Mitochondrial uncoupling protein 2 is regulated through heterogeneous nuclear ribonucleoprotein K in lead exposure models
Published in Journal of Environmental Science and Health, Part C, 2020
Gaochun Zhu, Qian Zhu, Wei Zhang, Chen Hui, Yuwen Li, Meiyuan Yang, Shimin Pang, Yaobing Li, Guoyong Xue, Hongping Chen
Recent studies have showed that uncoupling protein 2 (UCP2) is vital for the adaptation of synaptic plasticity in learning and memory.14 UCP2 is a member of mitochondrial uncoupling proteins (UCPs) which include UCP1, UCP2, UCP3, UCP4 and UCP5. UCP2 is abundantly expressed in hypothalamic nuclei, substantia nigra, and especially in the hippocampus of rats.14 UCP2, an inner mitochondrial membrane anion carrier which is encoded by nuclear genome but functions exclusively in mitochondria,15 is activated by free radicals and free fatty acids.16 And UCP2 plays an important role in uncoupling oxidative phosphorylation from ATP synthesis via controlling proton reentry into the mitochondrial matrix.
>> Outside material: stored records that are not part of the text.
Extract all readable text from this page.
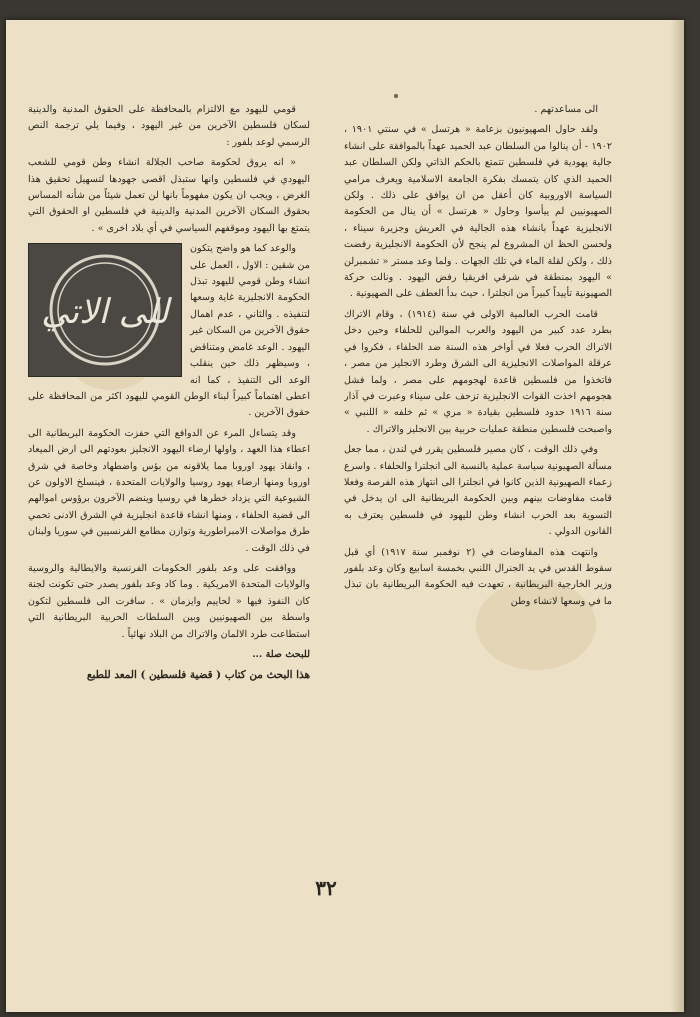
الى مساعدتهم .

ولقد حاول الصهيونيون بزعامة « هرتسل » في سنتي ١٩٠١ ، ١٩٠٢ - أن ينالوا من السلطان عبد الحميد عهداً بالموافقة على انشاء جالية يهودية في فلسطين تتمتع بالحكم الذاتي ولكن السلطان عبد الحميد الذي كان يتمسك بفكرة الجامعة الاسلامية ويعرف مرامي السياسة الاوروبية كان أعقل من ان يوافق على ذلك . ولكن الصهيونيين لم ييأسوا وحاول « هرتسل » أن ينال من الحكومة الانجليزية عهداً بانشاء هذه الجالية في العريش وجزيرة سيناء ، ولحسن الحظ ان المشروع لم ينجح لأن الحكومة الانجليزية رفضت ذلك ، ولكن لقلة الماء في تلك الجهات . ولما وعد مستر « تشمبرلن » اليهود بمنطقة في شرقي افريقيا رفض اليهود . ونالت حركة الصهيونية تأييداً كبيراً من انجلترا ، حيث بدأ العطف على الصهيونية .

قامت الحرب العالمية الاولى في سنة (١٩١٤) ، وقام الاتراك بطرد عدد كبير من اليهود والعرب الموالين للحلفاء وحين دخل الاتراك الحرب فعلا في أواخر هذه السنة ضد الحلفاء ، فكروا في عرقلة المواصلات الانجليزية الى الشرق وطرد الانجليز من مصر ، فاتخذوا من فلسطين قاعدة لهجومهم على مصر ، ولما فشل هجومهم اخذت القوات الانجليزية تزحف على سيناء وعبرت في آذار سنة ١٩١٦ حدود فلسطين بقيادة « مري » ثم خلفه « اللنبي » واصبحت فلسطين منطقة عمليات حربية بين الانجليز والاتراك .

وفي ذلك الوقت ، كان مصير فلسطين يقرر في لندن ، مما جعل مسألة الصهيونية سياسة عملية بالنسبة الى انجلترا والحلفاء . واسرع زعماء الصهيونية الذين كانوا في انجلترا الى انتهاز هذه الفرصة وفعلا قامت مفاوضات بينهم وبين الحكومة البريطانية الى ان يدخل في التسوية بعد الحرب انشاء وطن لليهود في فلسطين يعترف به القانون الدولي .

وانتهت هذه المفاوضات في (٢ نوفمبر سنة ١٩١٧) أي قبل سقوط القدس في يد الجنرال اللنبي بخمسة اسابيع وكان وعد بلفور وزير الخارجية البريطانية ، تعهدت فيه الحكومة البريطانية بان تبذل ما في وسعها لانشاء وطن

قومي لليهود مع الالتزام بالمحافظة على الحقوق المدنية والدينية لسكان فلسطين الآخرين من غير اليهود ، وفيما يلي ترجمة النص الرسمي لوعد بلفور :

« انه يروق لحكومة صاحب الجلالة انشاء وطن قومي للشعب اليهودي في فلسطين وانها ستبذل اقصى جهودها لتسهيل تحقيق هذا الغرض ، ويجب ان يكون مفهوماً بانها لن تعمل شيئاً من شأنه المساس بحقوق السكان الآخرين المدنية والدينية في فلسطين او الحقوق التي يتمتع بها اليهود وموقفهم السياسي في أي بلاد اخرى » .

للى الاتي

والوعد كما هو واضح يتكون من شقين : الاول ، العمل على انشاء وطن قومي لليهود تبذل الحكومة الانجليزية غاية وسعها لتنفيذه . والثاني ، عدم اهمال حقوق الآخرين من السكان غير اليهود . الوعد غامض ومتناقض ، وسيظهر ذلك حين ينقلب الوعد الى التنفيذ ، كما انه اعطى اهتماماً كبيراً لبناء الوطن القومي لليهود اكثر من المحافظة على حقوق الآخرين .

وقد يتساءل المرء عن الدوافع التي حفزت الحكومة البريطانية الى اعطاء هذا العهد ، واولها ارضاء اليهود الانجليز بعودتهم الى ارض الميعاد ، وانقاذ يهود اوروبا مما يلاقونه من بؤس واضطهاد وخاصة في شرق اوروبا ومنها ارضاء يهود روسيا والولايات المتحدة ، فينسلخ الاولون عن الشيوعية التي يزداد خطرها في روسيا وينضم الآخرون برؤوس اموالهم الى قضية الحلفاء ، ومنها انشاء قاعدة انجليزية في الشرق الادنى تحمي طرق مواصلات الامبراطورية وتوازن مطامع الفرنسيين في سوريا ولبنان في ذلك الوقت .

ووافقت على وعد بلفور الحكومات الفرنسية والايطالية والروسية والولايات المتحدة الامريكية . وما كاد وعد بلفور يصدر حتى تكونت لجنة كان النفوذ فيها « لحاييم وايزمان » . سافرت الى فلسطين لتكون واسطة بين الصهيونيين وبين السلطات الحربية البريطانية التي استطاعت طرد الالمان والاتراك من البلاد نهائياً .

للبحث صلة ...

هذا البحث من كتاب ( قضية فلسطين ) المعد للطبع

٣٢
Therefore, uncoupled neurons can adapt rapidly and efficiently changeable neuronal activities through regulating synaptic plasticity.14 Recently, UCP2 has been shown to play a critical role in protecting the body from neurological diseases such as Parkinson’s disease, Alzheimer’s disease, Huntington’s disease, temporal lobe epilepsy, brain trauma, stroke and ischemia.14,16–19. Taken together, UCP2 can affect synaptic plasticity and neurodegenerative processes, and maintain learning and memory functions in the hippocampus by regulating mitochondrial biogenesis, calcium efflux, free radical production and local temperature.20 But the mechanism that regulates its expression in lead exposure models remains to be illuminated.